Bob’s observation is that pilots, like most people, tend to gravitate into socially comfortable groups: warbird drivers; Bonanza pilots; low-wing, green, homebuilt taildraggers under 100 hp and so on. Instead, he says, pilots can reach out through programs such as EAA’s Young Eagles and community aviation events; they can give talks and rides and share their experiences with younger people. A little humility doesn’t hurt either: “Hey, I’ve got 24,000 hours, and I’m still learning. I’m still learning from that Legend Cub!
“You know, I showed that airplane all my ratings, and it wasn’t in the least impressed. Then I found out you can overbrake in a Cub, and it’ll happily go right onto its nose,” he chuckles. “That’s when I learned the propeller isn’t the best way to stop an airplane.
“I’m always learning, and that’s not just something cool to say. You’ll never know all there is to know about aviation. I flew the Airbus, for example.” He flew it all right: more than 9,000 hours. “And sure, you do get to a point where, when something goes wrong, you instinctively know what to do,” he asserts. “That’s when everything you’ve ever learned about flying runs like a fast-played tape in your head. Then it slows down, and you do the right thing.
“Yet there’s still a multitude of things I don’t know about that airplane,” he adds, thumbing a couple Life Savers into his mouth. “For instance, I’m not into computers. I used the one in the Airbus as minimally as I could.” Although some of his copilots were tech whizzes who could make the avionics dance with their fingertips, “they didn’t always know about basic airmanship. I’d ask them, ‘Which side of a thunderstorm is best to go around?’ And they wouldn’t always know.”
Yet, in the next breath, he might also say, “I do my best to make an original mistake every time I fly. Your job is to catch it. Which is my way of saying, ‘If I’m screwing something up, let me know.’”
The Elliott Credo: Even when you’re teaching, you’re learning. “You can learn from anyone. I believe that.”
Still, after hauling airliners through the skies and delivering countless people safely to their destinations, what can a little LSA like the Cub have to offer? A light and happy look comes across his face. “It’s like the most wonderful high school in the sky. I love the freedom of it. You drop the side window, and the view from the air is so clean and fresh. I look at places on the ground that I want to visit. I like the adventure of it.
“Flying any kind of aircraft teaches you a lot about yourself. It’s something you do that’s all your own. It teaches you the self-discipline to keep going even when you’re scared to death. I’ve been in situations where I thought I was going to die. And the most unbelievable calm came over me. I said to myself, ‘Just keep flying the airplane. I’m going to do the best I can until I get out of this.’

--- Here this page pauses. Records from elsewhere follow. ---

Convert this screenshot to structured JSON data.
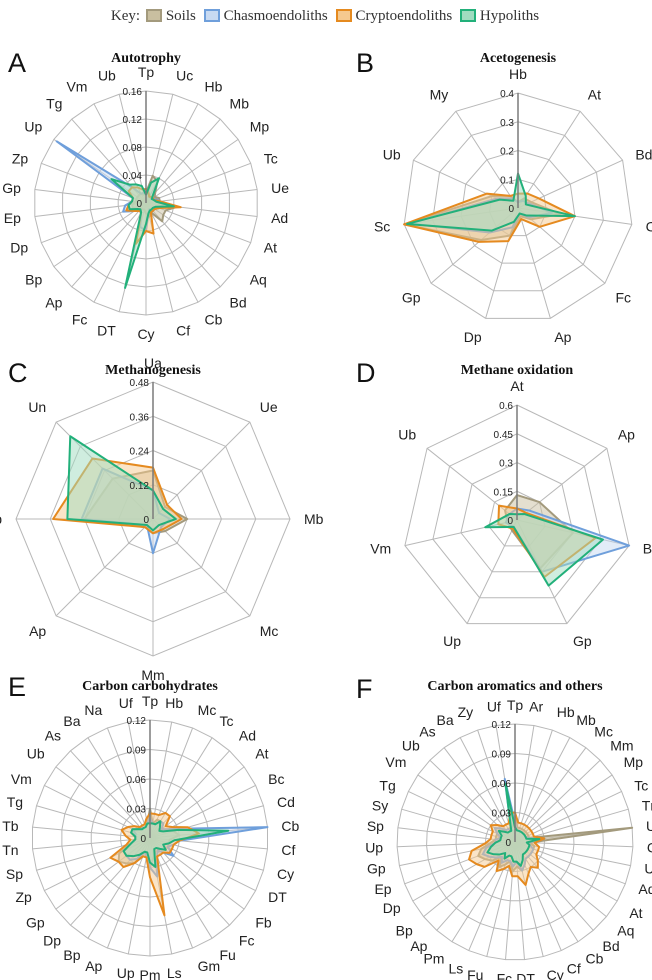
{
  "legend": {
    "key_label": "Key:",
    "items": [
      {
        "name": "Soils",
        "color": "#a39a7d",
        "fill": "#c9bfa0"
      },
      {
        "name": "Chasmoendoliths",
        "color": "#6f9fdb",
        "fill": "#c8daf2"
      },
      {
        "name": "Cryptoendoliths",
        "color": "#e58a1f",
        "fill": "#f5c98f"
      },
      {
        "name": "Hypoliths",
        "color": "#22b07a",
        "fill": "#9fdcc0"
      }
    ]
  },
  "chart_data": [
    {
      "letter": "A",
      "title": "Autotrophy",
      "type": "radar",
      "categories": [
        "Tp",
        "Uc",
        "Hb",
        "Mb",
        "Mp",
        "Tc",
        "Ue",
        "Ad",
        "At",
        "Aq",
        "Bd",
        "Cb",
        "Cf",
        "Cy",
        "DT",
        "Fc",
        "Ap",
        "Bp",
        "Dp",
        "Ep",
        "Gp",
        "Zp",
        "Up",
        "Tg",
        "Vm",
        "Ub"
      ],
      "ticks": [
        0,
        0.04,
        0.08,
        0.12,
        0.16
      ],
      "ylim": [
        0,
        0.16
      ],
      "series": [
        {
          "name": "Soils",
          "values": [
            0.015,
            0.04,
            0.035,
            0.02,
            0.015,
            0.02,
            0.02,
            0.045,
            0.03,
            0.03,
            0.035,
            0.015,
            0.02,
            0.015,
            0.01,
            0.01,
            0.01,
            0.015,
            0.02,
            0.02,
            0.015,
            0.015,
            0.015,
            0.015,
            0.015,
            0.012
          ]
        },
        {
          "name": "Chasmoendoliths",
          "values": [
            0.012,
            0.015,
            0.01,
            0.01,
            0.01,
            0.015,
            0.02,
            0.035,
            0.02,
            0.015,
            0.015,
            0.01,
            0.015,
            0.04,
            0.035,
            0.015,
            0.015,
            0.02,
            0.035,
            0.03,
            0.02,
            0.02,
            0.155,
            0.03,
            0.015,
            0.015
          ]
        },
        {
          "name": "Cryptoendoliths",
          "values": [
            0.02,
            0.015,
            0.01,
            0.012,
            0.012,
            0.012,
            0.02,
            0.05,
            0.02,
            0.015,
            0.015,
            0.015,
            0.045,
            0.04,
            0.06,
            0.015,
            0.015,
            0.02,
            0.03,
            0.025,
            0.02,
            0.02,
            0.03,
            0.03,
            0.025,
            0.02
          ]
        },
        {
          "name": "Hypoliths",
          "values": [
            0.012,
            0.03,
            0.04,
            0.015,
            0.01,
            0.012,
            0.015,
            0.04,
            0.015,
            0.012,
            0.012,
            0.012,
            0.015,
            0.03,
            0.125,
            0.015,
            0.012,
            0.015,
            0.025,
            0.025,
            0.02,
            0.02,
            0.06,
            0.035,
            0.03,
            0.025
          ]
        }
      ]
    },
    {
      "letter": "B",
      "title": "Acetogenesis",
      "type": "radar",
      "categories": [
        "Hb",
        "At",
        "Bd",
        "Cf",
        "Fc",
        "Ap",
        "Dp",
        "Gp",
        "Sc",
        "Ub",
        "My"
      ],
      "ticks": [
        0,
        0.1,
        0.2,
        0.3,
        0.4
      ],
      "ylim": [
        0,
        0.4
      ],
      "series": [
        {
          "name": "Soils",
          "values": [
            0.02,
            0.04,
            0.05,
            0.15,
            0.06,
            0.03,
            0.1,
            0.17,
            0.4,
            0.1,
            0.05
          ]
        },
        {
          "name": "Chasmoendoliths",
          "values": [
            0.02,
            0.03,
            0.04,
            0.12,
            0.05,
            0.02,
            0.07,
            0.13,
            0.38,
            0.08,
            0.04
          ]
        },
        {
          "name": "Cryptoendoliths",
          "values": [
            0.05,
            0.06,
            0.08,
            0.2,
            0.1,
            0.04,
            0.12,
            0.18,
            0.4,
            0.12,
            0.05
          ]
        },
        {
          "name": "Hypoliths",
          "values": [
            0.12,
            0.05,
            0.03,
            0.2,
            0.04,
            0.02,
            0.05,
            0.12,
            0.39,
            0.07,
            0.03
          ]
        }
      ]
    },
    {
      "letter": "C",
      "title": "Methanogenesis",
      "type": "radar",
      "categories": [
        "Ua",
        "Ue",
        "Mb",
        "Mc",
        "Mm",
        "Ap",
        "Ub",
        "Un"
      ],
      "ticks": [
        0,
        0.12,
        0.24,
        0.36,
        0.48
      ],
      "ylim": [
        0,
        0.48
      ],
      "series": [
        {
          "name": "Soils",
          "values": [
            0.17,
            0.06,
            0.12,
            0.06,
            0.05,
            0.04,
            0.24,
            0.2
          ]
        },
        {
          "name": "Chasmoendoliths",
          "values": [
            0.1,
            0.03,
            0.06,
            0.04,
            0.12,
            0.03,
            0.25,
            0.25
          ]
        },
        {
          "name": "Cryptoendoliths",
          "values": [
            0.18,
            0.07,
            0.1,
            0.05,
            0.05,
            0.04,
            0.35,
            0.3
          ]
        },
        {
          "name": "Hypoliths",
          "values": [
            0.1,
            0.05,
            0.08,
            0.03,
            0.04,
            0.03,
            0.3,
            0.41
          ]
        }
      ]
    },
    {
      "letter": "D",
      "title": "Methane oxidation",
      "type": "radar",
      "categories": [
        "At",
        "Ap",
        "Bp",
        "Gp",
        "Up",
        "Vm",
        "Ub"
      ],
      "ticks": [
        0,
        0.15,
        0.3,
        0.45,
        0.6
      ],
      "ylim": [
        0,
        0.6
      ],
      "series": [
        {
          "name": "Soils",
          "values": [
            0.13,
            0.15,
            0.3,
            0.28,
            0.06,
            0.05,
            0.08
          ]
        },
        {
          "name": "Chasmoendoliths",
          "values": [
            0.06,
            0.08,
            0.6,
            0.3,
            0.04,
            0.06,
            0.05
          ]
        },
        {
          "name": "Cryptoendoliths",
          "values": [
            0.06,
            0.06,
            0.42,
            0.33,
            0.05,
            0.1,
            0.12
          ]
        },
        {
          "name": "Hypoliths",
          "values": [
            0.03,
            0.05,
            0.46,
            0.38,
            0.04,
            0.17,
            0.05
          ]
        }
      ]
    },
    {
      "letter": "E",
      "title": "Carbon carbohydrates",
      "type": "radar",
      "categories": [
        "Tp",
        "Hb",
        "Mc",
        "Tc",
        "Ad",
        "At",
        "Bc",
        "Cd",
        "Cb",
        "Cf",
        "Cy",
        "DT",
        "Fb",
        "Fc",
        "Fu",
        "Gm",
        "Ls",
        "Pm",
        "Up",
        "Ap",
        "Bp",
        "Dp",
        "Gp",
        "Zp",
        "Sp",
        "Tn",
        "Tb",
        "Tg",
        "Vm",
        "Ub",
        "As",
        "Ba",
        "Na",
        "Uf"
      ],
      "ticks": [
        0,
        0.03,
        0.06,
        0.09,
        0.12
      ],
      "ylim": [
        0,
        0.12
      ],
      "series": [
        {
          "name": "Soils",
          "values": [
            0.03,
            0.015,
            0.02,
            0.02,
            0.02,
            0.015,
            0.02,
            0.025,
            0.03,
            0.02,
            0.02,
            0.02,
            0.02,
            0.015,
            0.015,
            0.015,
            0.02,
            0.03,
            0.02,
            0.02,
            0.03,
            0.035,
            0.04,
            0.035,
            0.02,
            0.015,
            0.015,
            0.02,
            0.02,
            0.015,
            0.015,
            0.015,
            0.015,
            0.015
          ]
        },
        {
          "name": "Chasmoendoliths",
          "values": [
            0.02,
            0.015,
            0.015,
            0.02,
            0.02,
            0.015,
            0.02,
            0.035,
            0.12,
            0.03,
            0.025,
            0.02,
            0.03,
            0.02,
            0.015,
            0.02,
            0.04,
            0.03,
            0.02,
            0.015,
            0.025,
            0.03,
            0.03,
            0.03,
            0.02,
            0.015,
            0.015,
            0.015,
            0.02,
            0.015,
            0.015,
            0.012,
            0.012,
            0.015
          ]
        },
        {
          "name": "Cryptoendoliths",
          "values": [
            0.025,
            0.025,
            0.025,
            0.03,
            0.03,
            0.02,
            0.025,
            0.04,
            0.05,
            0.03,
            0.025,
            0.025,
            0.025,
            0.02,
            0.02,
            0.02,
            0.08,
            0.04,
            0.02,
            0.02,
            0.03,
            0.04,
            0.04,
            0.045,
            0.025,
            0.02,
            0.025,
            0.03,
            0.025,
            0.02,
            0.015,
            0.015,
            0.015,
            0.02
          ]
        },
        {
          "name": "Hypoliths",
          "values": [
            0.015,
            0.015,
            0.015,
            0.02,
            0.015,
            0.012,
            0.015,
            0.03,
            0.08,
            0.025,
            0.02,
            0.015,
            0.02,
            0.015,
            0.012,
            0.012,
            0.03,
            0.025,
            0.015,
            0.015,
            0.02,
            0.025,
            0.03,
            0.03,
            0.02,
            0.015,
            0.015,
            0.02,
            0.02,
            0.015,
            0.012,
            0.012,
            0.012,
            0.015
          ]
        }
      ]
    },
    {
      "letter": "F",
      "title": "Carbon aromatics and others",
      "type": "radar",
      "categories": [
        "Tp",
        "Ar",
        "Hb",
        "Mb",
        "Mc",
        "Mm",
        "Mp",
        "Tc",
        "Tm",
        "Ue",
        "Cb",
        "Ua",
        "Ad",
        "At",
        "Aq",
        "Bd",
        "Cb",
        "Cf",
        "Cy",
        "DT",
        "Fc",
        "Fu",
        "Ls",
        "Pm",
        "Ap",
        "Bp",
        "Dp",
        "Ep",
        "Gp",
        "Up",
        "Sp",
        "Sy",
        "Tg",
        "Vm",
        "Ub",
        "As",
        "Ba",
        "Zy",
        "Uf"
      ],
      "ticks": [
        0,
        0.03,
        0.06,
        0.09,
        0.12
      ],
      "ylim": [
        0,
        0.12
      ],
      "series": [
        {
          "name": "Soils",
          "values": [
            0.025,
            0.015,
            0.015,
            0.015,
            0.015,
            0.015,
            0.015,
            0.015,
            0.015,
            0.12,
            0.015,
            0.02,
            0.02,
            0.02,
            0.02,
            0.02,
            0.02,
            0.025,
            0.03,
            0.025,
            0.03,
            0.02,
            0.025,
            0.03,
            0.02,
            0.03,
            0.035,
            0.04,
            0.035,
            0.025,
            0.02,
            0.02,
            0.02,
            0.02,
            0.02,
            0.015,
            0.015,
            0.015,
            0.015
          ]
        },
        {
          "name": "Chasmoendoliths",
          "values": [
            0.02,
            0.012,
            0.012,
            0.012,
            0.012,
            0.012,
            0.012,
            0.012,
            0.015,
            0.03,
            0.015,
            0.015,
            0.02,
            0.02,
            0.02,
            0.02,
            0.02,
            0.025,
            0.03,
            0.02,
            0.025,
            0.02,
            0.02,
            0.025,
            0.02,
            0.025,
            0.03,
            0.035,
            0.03,
            0.02,
            0.02,
            0.015,
            0.02,
            0.025,
            0.02,
            0.015,
            0.015,
            0.012,
            0.065
          ]
        },
        {
          "name": "Cryptoendoliths",
          "values": [
            0.03,
            0.02,
            0.02,
            0.02,
            0.02,
            0.02,
            0.02,
            0.02,
            0.02,
            0.03,
            0.02,
            0.025,
            0.025,
            0.025,
            0.03,
            0.035,
            0.03,
            0.035,
            0.045,
            0.035,
            0.035,
            0.025,
            0.03,
            0.035,
            0.025,
            0.04,
            0.045,
            0.05,
            0.045,
            0.03,
            0.025,
            0.025,
            0.025,
            0.03,
            0.025,
            0.02,
            0.02,
            0.02,
            0.03
          ]
        },
        {
          "name": "Hypoliths",
          "values": [
            0.015,
            0.012,
            0.012,
            0.012,
            0.012,
            0.012,
            0.012,
            0.012,
            0.012,
            0.025,
            0.012,
            0.015,
            0.015,
            0.015,
            0.015,
            0.015,
            0.015,
            0.02,
            0.025,
            0.02,
            0.02,
            0.015,
            0.015,
            0.02,
            0.015,
            0.02,
            0.025,
            0.03,
            0.025,
            0.02,
            0.015,
            0.015,
            0.015,
            0.02,
            0.015,
            0.012,
            0.012,
            0.012,
            0.06
          ]
        }
      ]
    }
  ]
}
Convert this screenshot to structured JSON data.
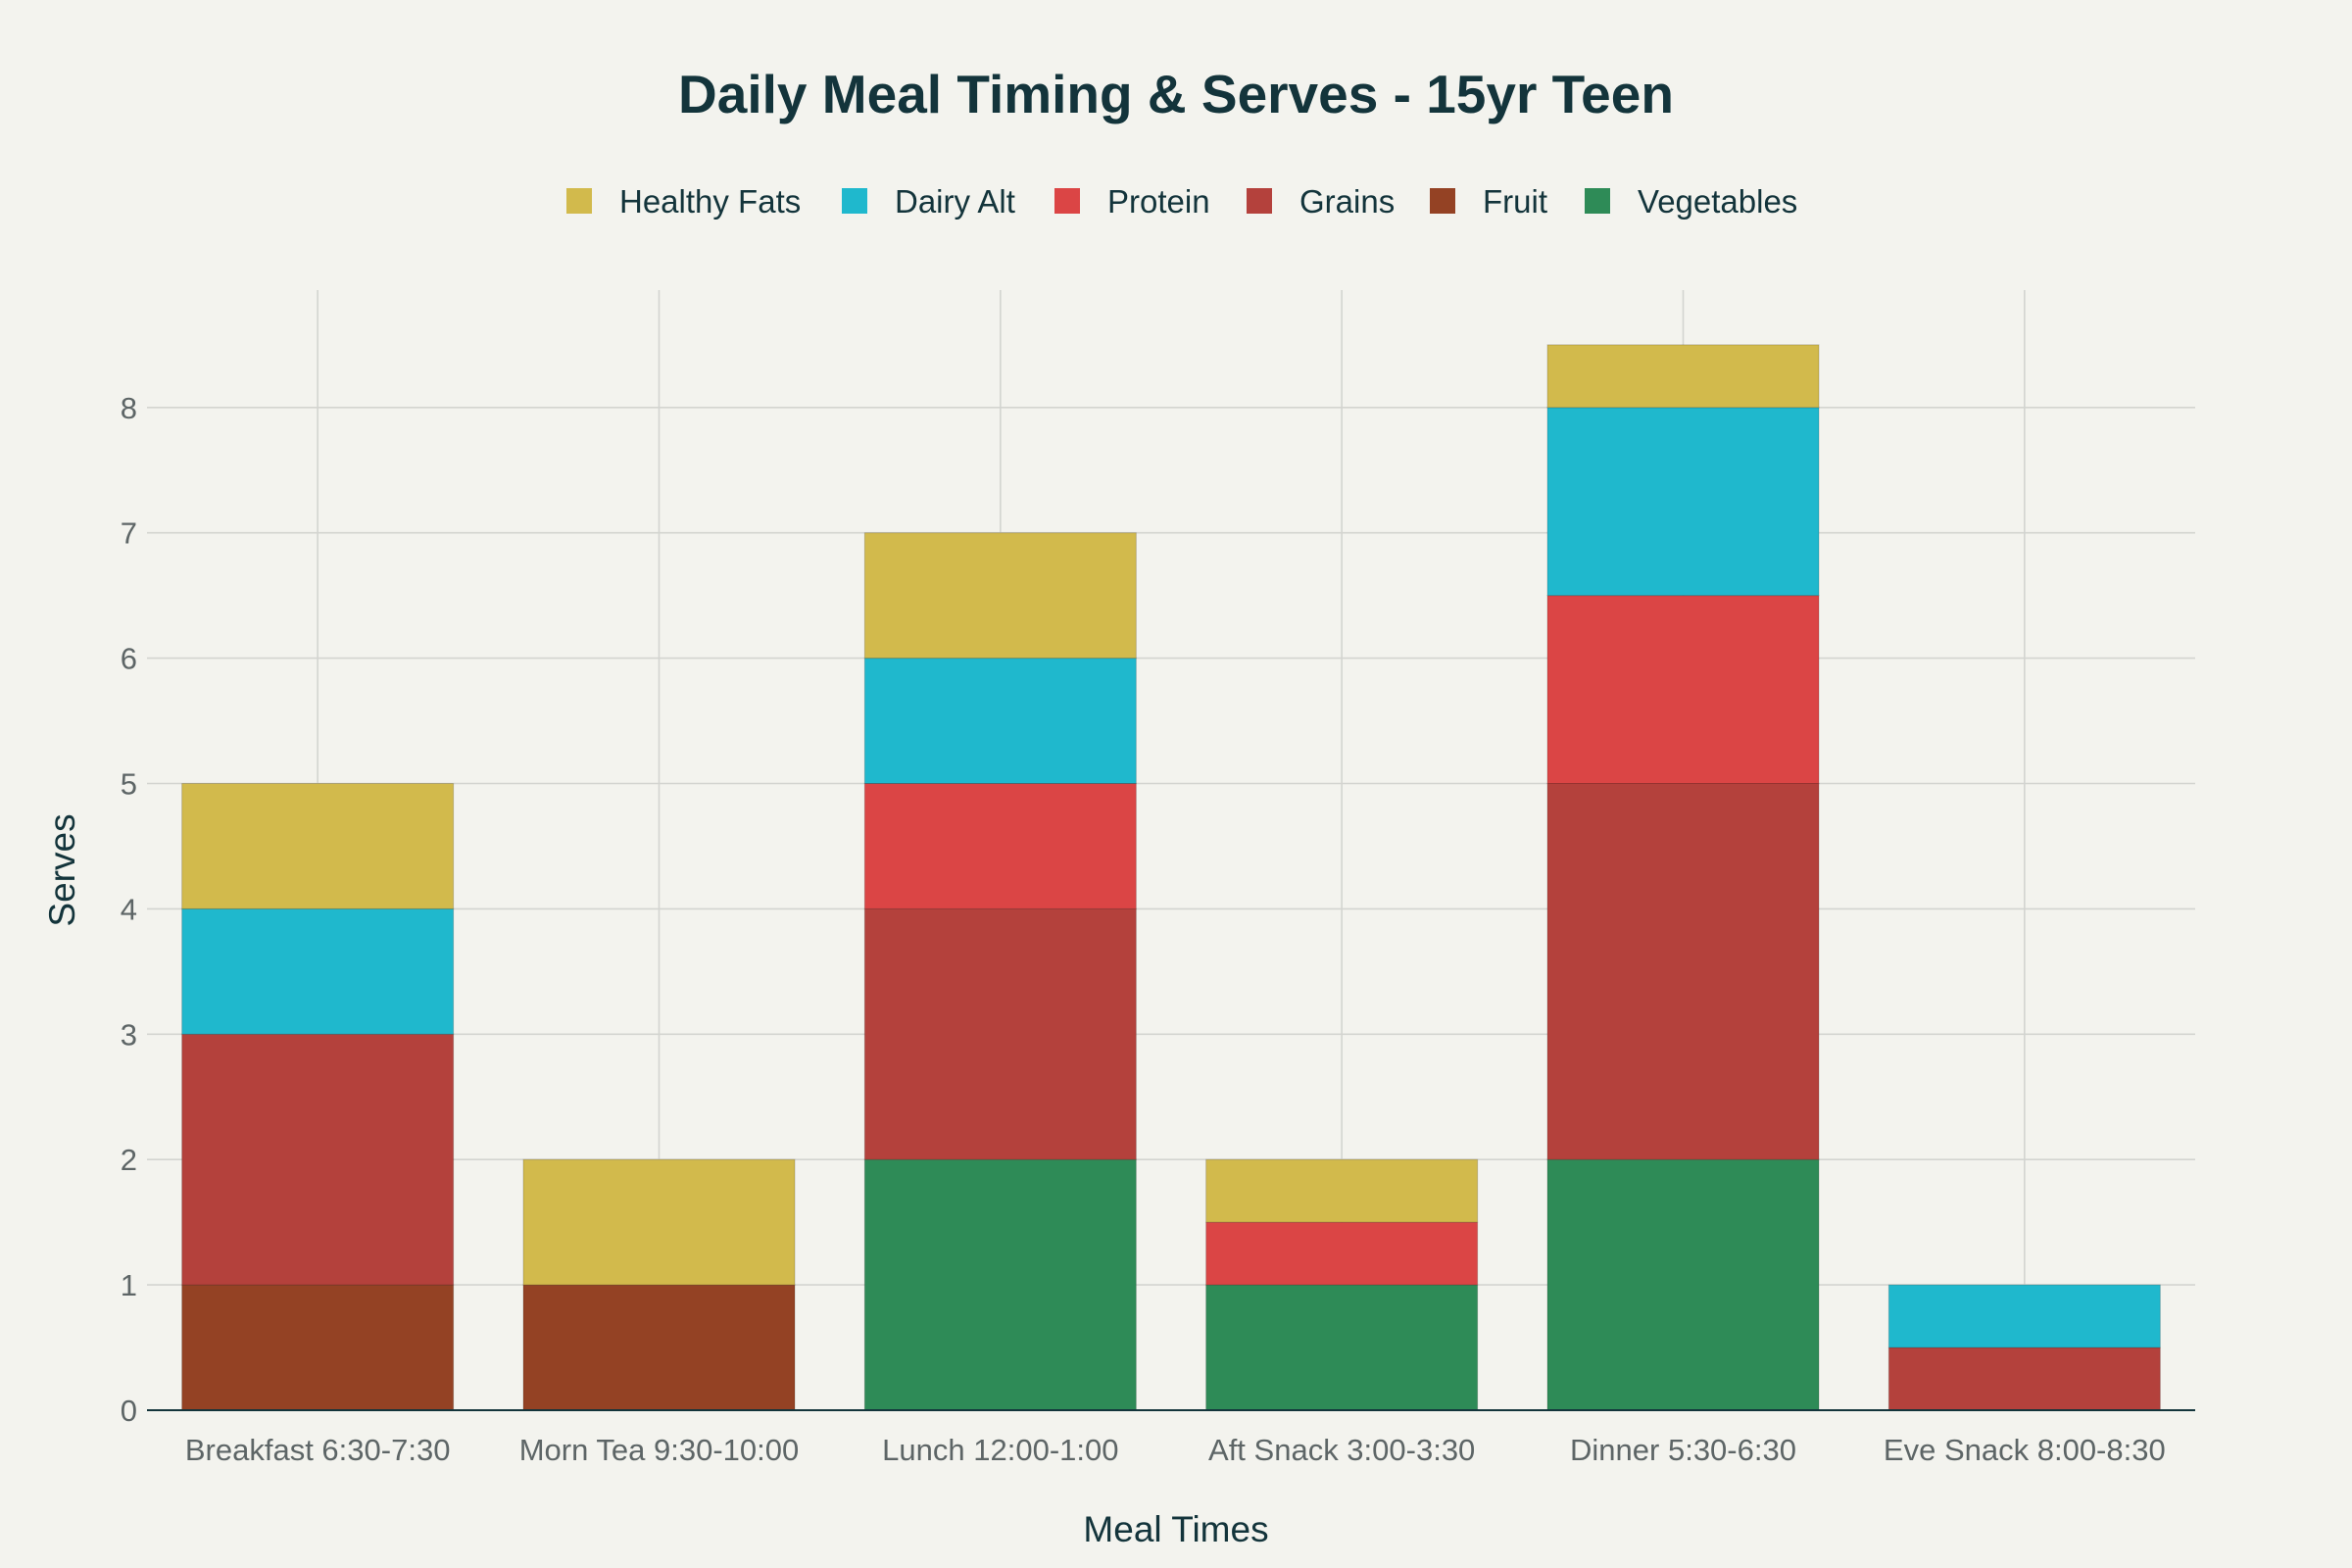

“Afterward, you can fall apart. But in the middle of it, it’s almost an out-of-body experience. I think if pilots aren’t thoroughly trained, they stop thinking and go to pieces. Once you learn the capabilities of the airplane (and yourself) and how you’re going to deal with something, it changes everything. It changes your perspective on yourself.”
Like many older pilots, Bob flies an LSA in part because he’s close to that time when he might fail his flight medical. “I want to keep flying, like most of the people getting sport pilot tickets right now. We just want to keep flying.”
Why the Cub instead of a fast composite LSA? “People who pick a Cub want a vintage airplane. Personally, I wouldn’t have one of those ‘plastic’ airplanes with a ‘lawnmower’ engine,’” he jibes. “This is a real airplane.”
I’m tempted to offer a little teaching lesson of my own about lightweight, strong carbon-fiber airplanes and “lawnmower” engines, and what they’ve done to revolutionize aviation. But this is his universe and his truth. Maybe that lesson will come another day.
“But you know,” he concludes, tossing the Skittles bag into the backseat as he starts to squeeze his oversized frame into the Cub, “it doesn’t really matter what you fly. The important thing to remember is that the airplane will always teach you.”